Sistemas urbanos de transporte têm deixado de lado o monotrilho, de acordo com engenheiro especializado em segurança. Atualmente, a maior parte das estruturas de monotrilho é usada em pequenos deslocamentos e para demandas específicas, como em aeroportos e parque de diversões. Foto: Divulgação.
OPINIÃO: PROBLEMAS NAS ALTURAS
Vitor Seravalli (*)
O sistema de transporte público é um dos gargalos dos municípios brasileiros, principalmente nas capitais. Para enfrentar os problemas causados pelos congestionamentos cada vez mais frequentes, a solução está na implantação de um sistema de transporte público eficiente, que estimule o cidadão a deixar o carro em casa. Os custos de implantação e operacionais de cada modal, além do quesito segurança, devem pesar nas decisões governamentais.
Analisando as diversas variantes, fica difícil entender a crescente opção pelos monotrilhos em detrimento de outros modais com vantagens substanciais. Com custos de infraestrutura altos, que variam de US$ 50 milhões a US$ 150 milhões por quilômetro, o modal enfrenta ainda dificuldade de acessibilidade e operações de emergência, além do alto impacto urbanístico. Por outro lado, o BRT (Bus Rapid Transit) tem custos muito inferiores, que variam de US$ 0,5 milhão a US$ 15 milhões por quilômetro e pode servir muito bem como opção em vários projetos.
Enquanto o sistema de BRT vem se expandindo em várias cidades do mundo, o monotrilho é um projeto considerado de custo elevado, com necessidade de altos subsídios. A expansão do modal em Las Vegas e Seattle (EUA) foi abandonada.
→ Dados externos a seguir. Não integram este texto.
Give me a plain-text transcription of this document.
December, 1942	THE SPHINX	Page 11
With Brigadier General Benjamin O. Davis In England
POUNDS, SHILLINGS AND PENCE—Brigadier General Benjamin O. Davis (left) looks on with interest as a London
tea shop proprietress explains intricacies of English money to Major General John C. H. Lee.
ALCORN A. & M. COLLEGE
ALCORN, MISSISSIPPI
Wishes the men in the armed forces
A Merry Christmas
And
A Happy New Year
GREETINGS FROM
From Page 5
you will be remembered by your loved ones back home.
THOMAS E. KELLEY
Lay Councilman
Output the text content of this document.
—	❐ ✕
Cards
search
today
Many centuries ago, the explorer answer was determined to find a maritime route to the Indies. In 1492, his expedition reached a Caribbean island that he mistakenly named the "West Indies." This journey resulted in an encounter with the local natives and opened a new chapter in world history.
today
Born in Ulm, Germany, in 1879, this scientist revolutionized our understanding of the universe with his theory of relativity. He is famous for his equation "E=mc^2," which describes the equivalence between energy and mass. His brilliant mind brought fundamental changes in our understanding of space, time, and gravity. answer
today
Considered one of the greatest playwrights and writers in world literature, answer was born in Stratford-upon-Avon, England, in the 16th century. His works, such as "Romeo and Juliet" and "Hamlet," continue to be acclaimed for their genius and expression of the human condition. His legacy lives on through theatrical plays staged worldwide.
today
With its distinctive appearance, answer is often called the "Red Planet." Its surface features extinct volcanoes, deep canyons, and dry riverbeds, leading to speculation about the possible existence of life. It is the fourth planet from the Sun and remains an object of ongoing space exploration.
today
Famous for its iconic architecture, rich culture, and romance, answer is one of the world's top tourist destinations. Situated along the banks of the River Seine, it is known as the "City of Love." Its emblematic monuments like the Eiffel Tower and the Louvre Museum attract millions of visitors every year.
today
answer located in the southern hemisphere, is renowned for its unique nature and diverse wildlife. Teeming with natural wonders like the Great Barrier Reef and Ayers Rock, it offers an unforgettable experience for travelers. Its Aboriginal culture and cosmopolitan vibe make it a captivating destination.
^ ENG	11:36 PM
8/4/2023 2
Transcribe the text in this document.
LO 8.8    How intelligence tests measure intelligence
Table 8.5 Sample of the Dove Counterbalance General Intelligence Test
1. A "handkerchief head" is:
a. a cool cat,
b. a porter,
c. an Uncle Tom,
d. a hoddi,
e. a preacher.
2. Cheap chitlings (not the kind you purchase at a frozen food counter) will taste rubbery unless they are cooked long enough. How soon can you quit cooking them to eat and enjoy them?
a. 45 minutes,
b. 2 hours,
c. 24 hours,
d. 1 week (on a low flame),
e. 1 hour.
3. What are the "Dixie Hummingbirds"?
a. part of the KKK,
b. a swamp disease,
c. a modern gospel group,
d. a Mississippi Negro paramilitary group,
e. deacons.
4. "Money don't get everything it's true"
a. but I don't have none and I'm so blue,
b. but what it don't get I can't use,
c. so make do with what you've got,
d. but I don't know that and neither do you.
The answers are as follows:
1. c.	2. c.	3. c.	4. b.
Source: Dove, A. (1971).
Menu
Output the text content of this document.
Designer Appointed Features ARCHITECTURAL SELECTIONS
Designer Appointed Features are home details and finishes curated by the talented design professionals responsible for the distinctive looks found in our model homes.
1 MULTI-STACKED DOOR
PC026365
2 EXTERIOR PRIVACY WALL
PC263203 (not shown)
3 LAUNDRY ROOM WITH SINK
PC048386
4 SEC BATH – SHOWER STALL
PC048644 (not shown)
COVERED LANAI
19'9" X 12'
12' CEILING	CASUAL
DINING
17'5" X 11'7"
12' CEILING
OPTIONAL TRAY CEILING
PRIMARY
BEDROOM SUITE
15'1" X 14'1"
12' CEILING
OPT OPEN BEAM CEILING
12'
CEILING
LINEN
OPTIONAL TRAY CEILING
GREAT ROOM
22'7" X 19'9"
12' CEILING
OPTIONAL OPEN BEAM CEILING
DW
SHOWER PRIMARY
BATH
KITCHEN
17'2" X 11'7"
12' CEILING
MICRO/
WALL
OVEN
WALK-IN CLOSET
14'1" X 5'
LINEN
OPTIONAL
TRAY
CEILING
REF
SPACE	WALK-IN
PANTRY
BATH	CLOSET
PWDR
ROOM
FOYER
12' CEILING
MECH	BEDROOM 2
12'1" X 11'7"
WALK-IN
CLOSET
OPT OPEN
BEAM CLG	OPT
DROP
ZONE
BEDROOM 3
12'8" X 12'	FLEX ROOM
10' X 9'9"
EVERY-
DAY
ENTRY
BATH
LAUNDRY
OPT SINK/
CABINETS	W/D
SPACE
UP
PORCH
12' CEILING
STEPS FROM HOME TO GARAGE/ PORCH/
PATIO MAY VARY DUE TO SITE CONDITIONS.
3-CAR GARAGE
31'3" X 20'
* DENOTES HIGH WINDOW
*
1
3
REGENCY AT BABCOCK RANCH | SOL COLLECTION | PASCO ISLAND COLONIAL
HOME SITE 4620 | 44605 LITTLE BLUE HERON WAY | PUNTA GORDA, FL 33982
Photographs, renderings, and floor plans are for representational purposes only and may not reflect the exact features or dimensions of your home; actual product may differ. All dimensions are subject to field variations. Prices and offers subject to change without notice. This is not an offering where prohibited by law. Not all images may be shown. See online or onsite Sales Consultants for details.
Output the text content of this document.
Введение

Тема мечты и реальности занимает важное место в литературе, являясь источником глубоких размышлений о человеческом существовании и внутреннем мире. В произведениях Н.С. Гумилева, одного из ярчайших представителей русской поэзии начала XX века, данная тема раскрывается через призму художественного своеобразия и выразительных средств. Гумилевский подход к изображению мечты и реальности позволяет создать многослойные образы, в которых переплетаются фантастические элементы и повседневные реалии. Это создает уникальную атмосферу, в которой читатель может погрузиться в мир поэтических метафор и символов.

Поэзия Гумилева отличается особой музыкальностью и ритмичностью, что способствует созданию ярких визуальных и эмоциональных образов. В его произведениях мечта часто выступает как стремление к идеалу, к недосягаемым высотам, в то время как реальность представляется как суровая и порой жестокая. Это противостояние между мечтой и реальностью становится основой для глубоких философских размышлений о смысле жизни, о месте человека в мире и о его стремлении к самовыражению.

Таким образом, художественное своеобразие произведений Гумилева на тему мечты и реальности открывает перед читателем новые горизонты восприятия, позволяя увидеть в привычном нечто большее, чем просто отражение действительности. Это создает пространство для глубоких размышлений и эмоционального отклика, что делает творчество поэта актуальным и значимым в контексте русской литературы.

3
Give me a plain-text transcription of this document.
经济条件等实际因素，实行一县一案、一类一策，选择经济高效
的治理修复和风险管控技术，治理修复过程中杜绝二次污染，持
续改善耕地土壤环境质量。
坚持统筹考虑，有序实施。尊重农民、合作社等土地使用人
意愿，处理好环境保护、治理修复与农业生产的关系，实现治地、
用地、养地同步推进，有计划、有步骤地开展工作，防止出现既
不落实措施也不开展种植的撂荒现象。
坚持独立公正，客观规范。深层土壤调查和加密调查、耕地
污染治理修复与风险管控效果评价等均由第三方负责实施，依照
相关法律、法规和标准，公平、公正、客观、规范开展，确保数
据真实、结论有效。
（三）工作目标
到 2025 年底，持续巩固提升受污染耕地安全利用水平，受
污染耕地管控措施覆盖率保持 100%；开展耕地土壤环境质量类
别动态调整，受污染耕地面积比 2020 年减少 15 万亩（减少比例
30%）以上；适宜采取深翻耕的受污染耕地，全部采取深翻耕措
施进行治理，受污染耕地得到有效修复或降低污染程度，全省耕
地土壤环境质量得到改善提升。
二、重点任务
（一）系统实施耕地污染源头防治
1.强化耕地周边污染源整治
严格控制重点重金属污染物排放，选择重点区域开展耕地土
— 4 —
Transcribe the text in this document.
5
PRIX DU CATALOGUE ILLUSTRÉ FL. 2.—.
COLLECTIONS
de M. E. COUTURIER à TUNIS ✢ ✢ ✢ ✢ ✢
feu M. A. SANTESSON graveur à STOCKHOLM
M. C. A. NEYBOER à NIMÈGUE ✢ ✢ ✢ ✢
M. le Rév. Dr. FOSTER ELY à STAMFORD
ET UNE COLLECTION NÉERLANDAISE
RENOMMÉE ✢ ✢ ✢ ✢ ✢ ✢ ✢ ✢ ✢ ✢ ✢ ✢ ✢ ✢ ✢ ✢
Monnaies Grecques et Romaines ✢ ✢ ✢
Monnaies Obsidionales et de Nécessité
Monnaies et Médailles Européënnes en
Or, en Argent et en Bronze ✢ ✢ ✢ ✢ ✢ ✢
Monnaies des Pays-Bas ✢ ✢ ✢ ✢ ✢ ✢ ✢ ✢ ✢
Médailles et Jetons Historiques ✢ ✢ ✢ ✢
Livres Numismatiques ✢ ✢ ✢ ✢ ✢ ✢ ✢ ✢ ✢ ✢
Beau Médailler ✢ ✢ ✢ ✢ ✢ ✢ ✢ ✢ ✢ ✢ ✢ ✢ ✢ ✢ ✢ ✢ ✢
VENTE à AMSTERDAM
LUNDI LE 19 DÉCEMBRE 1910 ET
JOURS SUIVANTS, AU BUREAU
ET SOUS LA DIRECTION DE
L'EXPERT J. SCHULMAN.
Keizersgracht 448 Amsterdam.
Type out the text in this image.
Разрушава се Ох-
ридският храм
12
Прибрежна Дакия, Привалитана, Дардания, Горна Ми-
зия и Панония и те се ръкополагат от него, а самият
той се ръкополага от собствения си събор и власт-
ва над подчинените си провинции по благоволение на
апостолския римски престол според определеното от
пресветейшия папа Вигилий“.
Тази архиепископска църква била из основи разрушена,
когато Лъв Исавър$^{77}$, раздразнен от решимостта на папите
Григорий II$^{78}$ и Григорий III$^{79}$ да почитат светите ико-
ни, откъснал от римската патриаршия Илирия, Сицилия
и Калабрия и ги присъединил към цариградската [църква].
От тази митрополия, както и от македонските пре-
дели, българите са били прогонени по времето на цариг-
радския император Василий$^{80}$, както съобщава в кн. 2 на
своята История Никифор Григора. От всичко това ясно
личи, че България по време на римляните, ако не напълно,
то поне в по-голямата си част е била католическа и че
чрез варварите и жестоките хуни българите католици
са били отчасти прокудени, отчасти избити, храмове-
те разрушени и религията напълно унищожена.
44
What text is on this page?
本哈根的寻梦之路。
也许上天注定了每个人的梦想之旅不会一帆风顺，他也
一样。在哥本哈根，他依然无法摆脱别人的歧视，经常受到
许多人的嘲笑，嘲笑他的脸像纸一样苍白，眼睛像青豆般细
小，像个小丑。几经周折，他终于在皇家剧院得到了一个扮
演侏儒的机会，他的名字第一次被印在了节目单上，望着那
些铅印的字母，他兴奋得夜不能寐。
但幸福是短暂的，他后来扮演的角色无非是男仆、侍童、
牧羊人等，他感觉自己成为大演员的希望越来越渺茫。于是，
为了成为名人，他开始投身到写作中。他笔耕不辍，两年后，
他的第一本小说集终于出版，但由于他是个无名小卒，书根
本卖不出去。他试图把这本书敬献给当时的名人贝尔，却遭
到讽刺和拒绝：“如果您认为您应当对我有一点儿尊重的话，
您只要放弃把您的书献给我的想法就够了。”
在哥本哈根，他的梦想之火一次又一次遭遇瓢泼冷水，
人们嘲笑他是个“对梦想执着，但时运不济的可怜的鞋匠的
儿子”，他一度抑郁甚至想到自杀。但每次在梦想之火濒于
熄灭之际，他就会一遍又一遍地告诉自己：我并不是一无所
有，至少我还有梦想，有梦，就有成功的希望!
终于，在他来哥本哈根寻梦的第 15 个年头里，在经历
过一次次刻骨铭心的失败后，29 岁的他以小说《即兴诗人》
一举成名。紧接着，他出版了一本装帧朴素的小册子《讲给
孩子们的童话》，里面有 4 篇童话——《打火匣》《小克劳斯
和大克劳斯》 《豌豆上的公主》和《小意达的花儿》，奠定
A questão de segurança pesou na decisão de abandonar o monotrilho e optar pelo BRT em vários lugares.
Nos últimos meses, temos acompanhado problemas frequentes no sistema metroviário paulistano, com passageiros abandonando vagões no meio do percurso, causando grande estresse no sistema. Imagine problema semelhante em um monotrilho, com o vagão numa altura de aproximadamente 15 metros do chão. Ao contrário do Metrô, que tem área de escape no túnel, a retirada de passageiros de um monotrilho é muito mais difícil e perigosa. O sistema não conta com saídas de emergência e a retirada de passageiros só poderá ser feita por meio de escadas magirus. Os sistemas de monotrilho em várias partes do mundo enfrentam ainda problemas com pneus que “estouram” com frequência.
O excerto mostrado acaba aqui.